Here's a solution that uses only Scanner API, the important one being findInLine. It can handle minor syntactic variations in the input format, and yet it's very readable, requiring no need for fancy regex or magic array indices.
String text =
"List of ##%^$ people : length 3 !#%# \n" +
"1 : Fnjiei : ID 7868860 ::: Age 18\n" +
" 2: Oipuiieerb : ID 334134 : Age 39 (old, lol!) \r\n" +
" 3 : Enekaree : ID 6106274 => Age 31\n";
Scanner sc = new Scanner(text);
sc.findInLine("length");
final int N = sc.nextInt();
for (int i = 0; i < N; i++) {
sc.nextLine();
sc.findInLine(":");
String name = sc.next();
sc.findInLine("ID");
long id = sc.nextLong();
sc.findInLine("Age");
int age = sc.nextInt();
System.out.printf("[%s] %s (%s)%n", id, name, age);
}
This prints:
[7868860] Fnjiei (18)
[334134] Oipuiieerb (39)
[6106274] Enekaree (31)
API links
Scanner.findInLine(Pattern pattern)
Attempts to find the next occurrence of the specified pattern ignoring delimiters.
Use this Pattern.compile overload if performance is an issue
This seems to be shorter:
public void readFile(String fileName)throws IOException
{
Scanner input = null;
input = new Scanner(new BufferedReader(new FileReader(fileName)));
String userInput;
try
{
while (input.hasNextLine())
{
userInput = input.nextLine().trim();
if (userInput.length() > 0)
{
String[] userInfo = userInput.split(":");
int count = Integer.parseInt(userInfo[0].trim());
String name = userInfo[1].trim();
int id = Integer.parseInt(userInfo[2].trim().split("\\s+")[1].trim());
int age = Integer.parseInt(userInfo[3].trim().split("\\s+")[1].trim());
System.out.println("Count: " + count + " Name: " + name + " ID:" + id + " Age:" + age);
}
Fighters newFighters = new Fighters(id, name, age);
fighterList.add(newFighters);
}
}
finally
{
if (input != null)
{
input.close();
}
}
}
For the input you have us, it prints this:
Count: 1 Name: Fnjiei ID:7868860 Age:18
Count: 2 Name: Oipuiieerb ID:334134 Age:39
Count: 3 Name: Enekaree ID:6106274 Age:31
More information about the split method can be found here.
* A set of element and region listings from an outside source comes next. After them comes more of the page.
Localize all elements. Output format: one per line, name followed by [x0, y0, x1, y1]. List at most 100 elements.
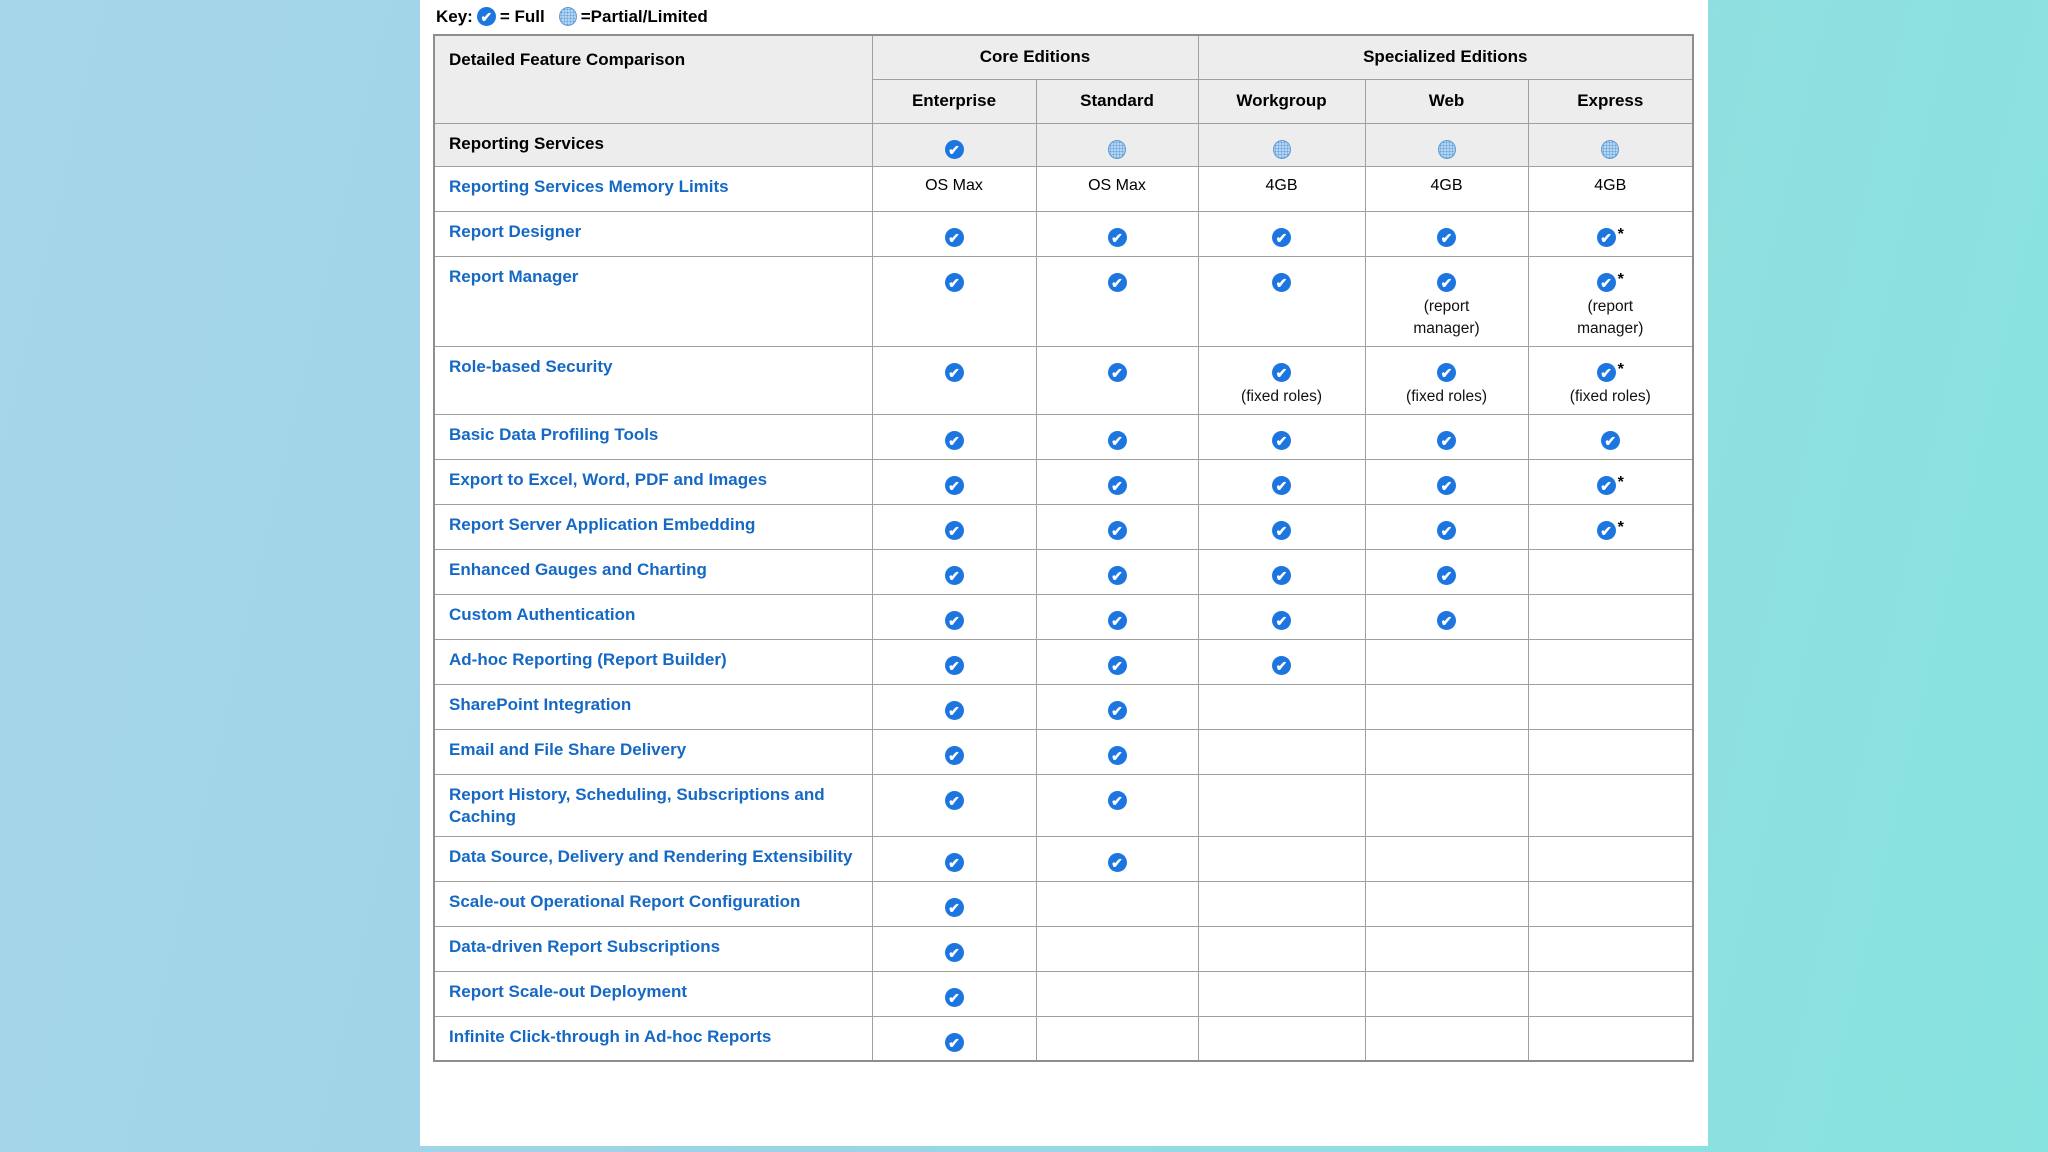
feature-link[interactable]: Infinite Click-through in Ad-hoc Reports [449, 1026, 772, 1046]
support-indicator [1437, 227, 1457, 247]
feature-link[interactable]: Data Source, Delivery and Rendering Exte… [449, 846, 853, 866]
page-content: Key: = Full =Partial/Limited Detailed Fe… [420, 0, 1708, 1146]
edition-cell [1364, 593, 1529, 640]
feature-cell: Report Server Application Embedding [433, 503, 873, 550]
support-indicator [1272, 655, 1292, 675]
feature-comparison-table: Detailed Feature Comparison Core Edition… [433, 34, 1695, 1062]
feature-cell: Export to Excel, Word, PDF and Images [433, 458, 873, 505]
edition-cell [871, 210, 1037, 257]
support-indicator [1107, 700, 1127, 720]
edition-cell [1527, 1015, 1694, 1062]
edition-cell [871, 835, 1037, 882]
feature-link[interactable]: Data-driven Report Subscriptions [449, 936, 721, 956]
edition-cell [1197, 880, 1366, 927]
edition-cell [1035, 345, 1199, 415]
full-support-icon [476, 6, 496, 26]
edition-cell [1364, 773, 1529, 837]
edition-cell [1197, 413, 1366, 460]
cell-note: (fixed roles) [1406, 387, 1487, 405]
feature-cell: Data Source, Delivery and Rendering Exte… [433, 835, 873, 882]
full-support-icon [1107, 565, 1127, 585]
edition-cell: (fixed roles) [1197, 345, 1366, 415]
feature-link[interactable]: SharePoint Integration [449, 694, 632, 714]
support-indicator [944, 745, 964, 765]
feature-link[interactable]: Basic Data Profiling Tools [449, 424, 659, 444]
asterisk-mark: * [1617, 270, 1624, 288]
feature-link[interactable]: Report Manager [449, 266, 579, 286]
edition-cell [1197, 458, 1366, 505]
edition-cell [1197, 683, 1366, 730]
support-indicator [1272, 520, 1292, 540]
full-support-icon [944, 565, 964, 585]
support-indicator [1107, 852, 1127, 872]
edition-cell [1364, 210, 1529, 257]
feature-link[interactable]: Reporting Services Memory Limits [449, 176, 729, 196]
full-support-icon [944, 227, 964, 247]
feature-link[interactable]: Report History, Scheduling, Subscription… [449, 784, 825, 826]
table-row: Scale-out Operational Report Configurati… [433, 880, 1694, 927]
edition-cell [871, 548, 1037, 595]
edition-cell [871, 683, 1037, 730]
edition-cell [1364, 835, 1529, 882]
edition-cell [1197, 970, 1366, 1017]
feature-link[interactable]: Report Designer [449, 221, 582, 241]
support-indicator [944, 430, 964, 450]
table-row: Report Server Application Embedding * [433, 503, 1694, 550]
feature-link[interactable]: Email and File Share Delivery [449, 739, 687, 759]
full-support-icon [1596, 227, 1616, 247]
support-indicator [1600, 430, 1620, 450]
feature-link[interactable]: Enhanced Gauges and Charting [449, 559, 707, 579]
edition-cell [1035, 970, 1199, 1017]
support-indicator: * [1596, 473, 1624, 495]
edition-cell [1527, 122, 1694, 167]
edition-cell: * [1527, 210, 1694, 257]
column-header-express: Express [1527, 78, 1694, 124]
support-indicator: * [1596, 518, 1624, 540]
full-support-icon [944, 139, 964, 159]
support-indicator [1437, 520, 1457, 540]
feature-cell: Email and File Share Delivery [433, 728, 873, 775]
asterisk-mark: * [1617, 518, 1624, 536]
cell-note: (fixed roles) [1569, 387, 1651, 405]
edition-cell [1364, 503, 1529, 550]
support-indicator [944, 610, 964, 630]
feature-link[interactable]: Export to Excel, Word, PDF and Images [449, 469, 768, 489]
edition-cell [1364, 925, 1529, 972]
edition-cell [1527, 925, 1694, 972]
table-row: Reporting Services [433, 122, 1694, 167]
feature-link[interactable]: Ad-hoc Reporting (Report Builder) [449, 649, 727, 669]
table-row: SharePoint Integration [433, 683, 1694, 730]
feature-link[interactable]: Role-based Security [449, 356, 613, 376]
edition-cell [871, 773, 1037, 837]
support-indicator [1601, 139, 1620, 159]
partial-support-icon [1272, 139, 1291, 159]
feature-link[interactable]: Scale-out Operational Report Configurati… [449, 891, 801, 911]
feature-cell: Reporting Services Memory Limits [433, 165, 873, 212]
feature-link[interactable]: Report Scale-out Deployment [449, 981, 688, 1001]
support-indicator [944, 790, 964, 810]
partial-support-icon [1108, 139, 1126, 159]
edition-cell [1035, 210, 1199, 257]
edition-cell: * [1527, 458, 1694, 505]
edition-cell [1364, 880, 1529, 927]
table-row: Report Manager (report manager) * (report m… [433, 255, 1694, 347]
edition-cell: * (report manager) [1527, 255, 1694, 347]
edition-cell [1197, 210, 1366, 257]
asterisk-mark: * [1617, 360, 1624, 378]
feature-link[interactable]: Custom Authentication [449, 604, 636, 624]
edition-cell [1035, 835, 1199, 882]
cell-value: 4GB [1265, 176, 1298, 194]
feature-link[interactable]: Report Server Application Embedding [449, 514, 756, 534]
column-header-enterprise: Enterprise [871, 78, 1037, 124]
table-row: Report History, Scheduling, Subscription… [433, 773, 1694, 837]
cell-value: 4GB [1594, 176, 1627, 194]
edition-cell [1035, 728, 1199, 775]
asterisk-mark: * [1617, 473, 1624, 491]
feature-cell: Role-based Security [433, 345, 873, 415]
support-indicator [1272, 565, 1292, 585]
support-indicator [944, 852, 964, 872]
feature-cell: Reporting Services [433, 122, 873, 167]
edition-cell [1197, 773, 1366, 837]
edition-cell [871, 345, 1037, 415]
full-support-icon [1107, 745, 1127, 765]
I basically first split the line by using the : as delimiter, then, I split again using the \\s+, which basically splits a string and return an array containing the words that were separated by white spaces.
Scanner input = null;
input = new Scanner(new BufferedReader(new FileReader("filename")));
try{
while(input.hasNextLine()){
String userInput = input.nextLine();
String[] data = userInput.split(":");
System.out.println("Name: "+data[1]+" ID:"+data[2].split("\\s+")[2]+
" Age:"+data[3].split("\\s+")[2]);
}
}finally{
if(input != null)
input.close();
}
Above snippet shows the basic idea.Also please keep in mind that this might not be the optimal solution.